Com 376 votos favoráveis, 59 contrários e 5 abstenções, a
Câmara dos Deputados aprovou na noite desta terça-feira (27), em segundo turno,
a PEC (Proposta de Emenda à Constituição) conhecida como "Orçamento
impositivo", que obriga o governo a pagar emendas parlamentares.
O texto segue para o Senado, onde também deverá ser votado
em dois turnos.
O Orçamento impositivo já havia sido aprovado em primeiro
turno pelos deputados, no último dia 13 de agosto, com 378 votos
"sim", 48 "não" e 13 abstenções. Se houver alterações no
Senado, o texto deverá voltar a ser votado na Câmara e só será promulgado quando
houver uma versão consensual entre senadores e deputados.
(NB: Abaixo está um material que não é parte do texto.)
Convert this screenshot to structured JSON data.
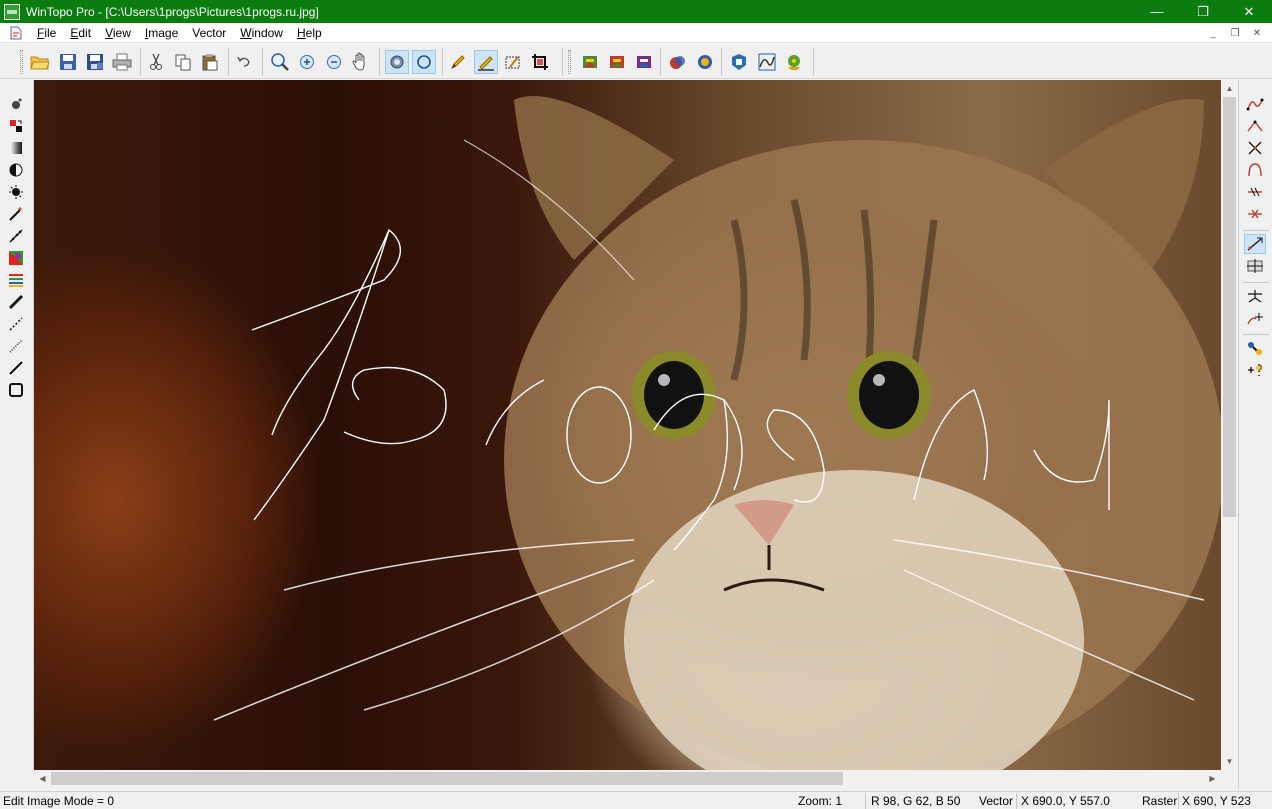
{
  "window": {
    "title": "WinTopo Pro - [C:\\Users\\1progs\\Pictures\\1progs.ru.jpg]",
    "minimize": "—",
    "restore": "❐",
    "close": "✕"
  },
  "menu": {
    "items": [
      {
        "accel": "F",
        "rest": "ile"
      },
      {
        "accel": "E",
        "rest": "dit"
      },
      {
        "accel": "V",
        "rest": "iew"
      },
      {
        "accel": "I",
        "rest": "mage"
      },
      {
        "accel": "",
        "rest": "Vector",
        "accel_after": "V",
        "label": "Vector"
      },
      {
        "accel": "W",
        "rest": "indow"
      },
      {
        "accel": "H",
        "rest": "elp"
      }
    ],
    "mdi_minimize": "_",
    "mdi_restore": "❐",
    "mdi_close": "✕"
  },
  "toolbar": {
    "icons": [
      "open-icon",
      "save-icon",
      "save-as-icon",
      "print-icon",
      "cut-icon",
      "copy-icon",
      "paste-icon",
      "undo-icon",
      "zoom-icon",
      "zoom-in-icon",
      "zoom-out-icon",
      "pan-hand-icon",
      "raster-view-icon",
      "vector-view-icon",
      "pencil-icon",
      "trace-line-icon",
      "crop-area-icon",
      "crop-icon",
      "layer-1-icon",
      "layer-2-icon",
      "layer-3-icon",
      "layer-4-icon",
      "layer-5-icon",
      "settings-icon",
      "batch-icon",
      "plugin-icon"
    ]
  },
  "status": {
    "mode": "Edit Image Mode = 0",
    "zoom": "Zoom: 1",
    "rgb": "R 98, G 62, B 50",
    "vector_label": "Vector",
    "vector_xy": "X 690.0, Y 557.0",
    "raster_label": "Raster",
    "raster_xy": "X 690, Y 523"
  },
  "colors": {
    "titlebar": "#0b7d10",
    "active_tool": "#cce4f7"
  }
}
O governo que, desde o início, anunciou ser contra a
proposta, pediu como contrapartida que parte dos recursos das emendas
parlamentares fosse destinada à saúde.
O texto da proposta prevê que o governo será obrigado a
pagar as emendas parlamentares individuais. Atualmente, o pagamento é
autorizativo, ou seja, o governo não tem obrigatoriedade de executar todas as
emendas previstas no Orçamento da União. Por isso, a PEC tem o nome de
"Orçamento impositivo".
De acordo com a PEC, até 1% da receita corrente líquida do
país (aproximadamente R$ 6,7 bilhões) será destinado, de forma obrigatória, às
emendas apresentadas ao Orçamento por deputados federais e senadores.
Se a proposta for promulgada, a estimativa é que cada
parlamentar tenha o direito de destinar entre R$ 11 milhões e 12 milhões por
ano às ações que definir como mais convenientes no Orçamento.